Advertisement

A gag quiz from 1985 says a lot about how we talk about gentrification

Share

The more things change, the more they stay the same. Or so it would seem — at least when it's related to the very hot topic of gentrification in San Francisco.

John Metcalfe over at Citylab points us to a terrific old newspaper clip that ran in the San Francisco Chronicle in 1985. Dug up by Devin McCutchen, a doctoral candidate in history at UCLA, it's a gag gentrification quiz that allowed residents of the city to tally the yuppie quotient of their neighborhood.

Gourmet cookie shops, cheese shops selling Argentine Parmesan and newsstands plying the London Times and the Village Voice all drew a high of 10 points apiece, as did restaurants that served seafood "flown in from the East Coast daily." Aerobics gyms and designer chocolate "shoppes" each earned 5 points. (You can see the whole quiz at the bottom of this post.) A video rental outlet scored just two points.

The quiz is funny since it is both of-the-moment and totally out-of-date. We live in a time when everyone and his mother has written or is currently writing a think-piece about gentrification in San Francisco. But no longer does the American petite bourgeoisie fetishize jet-setting seafood (now it's local, local, local). Nor do they rent videos (hello, streaming) or do aerobics (burpees at CrossFit, or don't even bother talking about what kind of unfashionable exercise you do.)

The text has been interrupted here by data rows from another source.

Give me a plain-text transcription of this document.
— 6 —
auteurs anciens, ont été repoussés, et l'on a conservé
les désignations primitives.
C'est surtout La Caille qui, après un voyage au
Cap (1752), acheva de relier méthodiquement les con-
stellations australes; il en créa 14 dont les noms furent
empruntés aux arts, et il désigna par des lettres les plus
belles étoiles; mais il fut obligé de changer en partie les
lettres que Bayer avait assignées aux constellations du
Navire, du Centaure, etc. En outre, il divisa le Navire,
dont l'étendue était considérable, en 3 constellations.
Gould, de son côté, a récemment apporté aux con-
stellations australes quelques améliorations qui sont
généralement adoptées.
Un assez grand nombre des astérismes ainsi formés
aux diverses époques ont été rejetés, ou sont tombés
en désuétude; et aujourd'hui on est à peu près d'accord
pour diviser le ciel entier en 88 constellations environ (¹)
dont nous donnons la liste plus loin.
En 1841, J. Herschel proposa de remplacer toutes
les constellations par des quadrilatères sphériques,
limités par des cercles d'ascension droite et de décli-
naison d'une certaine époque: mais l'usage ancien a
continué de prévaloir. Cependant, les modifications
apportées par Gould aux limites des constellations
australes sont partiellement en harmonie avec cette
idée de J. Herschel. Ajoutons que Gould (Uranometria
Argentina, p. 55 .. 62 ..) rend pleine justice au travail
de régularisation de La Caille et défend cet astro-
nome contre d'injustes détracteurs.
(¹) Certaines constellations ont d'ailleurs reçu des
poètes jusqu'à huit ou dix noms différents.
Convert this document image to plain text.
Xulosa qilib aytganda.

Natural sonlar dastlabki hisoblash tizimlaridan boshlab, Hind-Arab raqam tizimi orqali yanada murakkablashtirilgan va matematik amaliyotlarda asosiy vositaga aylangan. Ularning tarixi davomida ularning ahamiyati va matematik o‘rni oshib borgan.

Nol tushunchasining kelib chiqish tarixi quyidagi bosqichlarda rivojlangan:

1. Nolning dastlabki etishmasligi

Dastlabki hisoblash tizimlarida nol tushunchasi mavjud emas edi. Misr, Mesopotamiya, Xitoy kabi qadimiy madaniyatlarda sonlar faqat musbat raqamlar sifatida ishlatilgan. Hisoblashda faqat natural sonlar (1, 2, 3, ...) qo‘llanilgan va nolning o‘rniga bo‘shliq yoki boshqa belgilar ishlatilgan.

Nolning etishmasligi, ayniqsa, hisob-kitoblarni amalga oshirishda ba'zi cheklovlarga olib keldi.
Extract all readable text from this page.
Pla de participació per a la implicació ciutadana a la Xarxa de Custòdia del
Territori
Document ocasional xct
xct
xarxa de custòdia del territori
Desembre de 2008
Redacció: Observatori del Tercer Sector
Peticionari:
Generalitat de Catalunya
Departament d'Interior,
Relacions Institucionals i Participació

For his Ph.D., McCutchen has been studying San Francisco's urban planning during the postwar years, from the 1940s to the '70s. It was in doing some research at San Francisco's Planning Department (where he is working this summer) that he came across a binder full of old clips on gentrification, including the quiz, which he promptly tweeted. The piece struck him because it was funny. But also because it represented a shift in the ways that gentrification had been historically discussed.

"In the '70s, the battles weren't about neighborhood gentrification," he explains. "It was about downtown development. It was a conversation about the skyline — the skyline as a symbol of how the city was changing to serve a particular type of white-collar work. The Transamerica tower was a big part of this. You had battles about height limitations and wind effects, etc. It was all this modern and postmodern high-rise construction. And that was a proxy conversation for how the city was changing, in the same way that the Google bus is a proxy for those conversations today."

"Into the 1970s, there is a lot of talk about the anti-Manhattan-ization of the city," adds McCutchen (whose family hails from the Bay Area). "You had all these stories about the replacement of single-room-occupancy buildings being knocked down to put up towers, and stories about old pensioners who are no longer going to have space. But there was a moment when this type of story became about the commercial storefronts: the gourmet cheese shop and other things that the wealthy can afford."

At its core, these debates — whether it's about highfalutin cheese or big and boxy office towers — are about the same thing: how cities change and who that change will benefit most in the end. In other words, it's hardly new. As long as we have cities, it's a debate we will continue to have — and not just in San Francisco.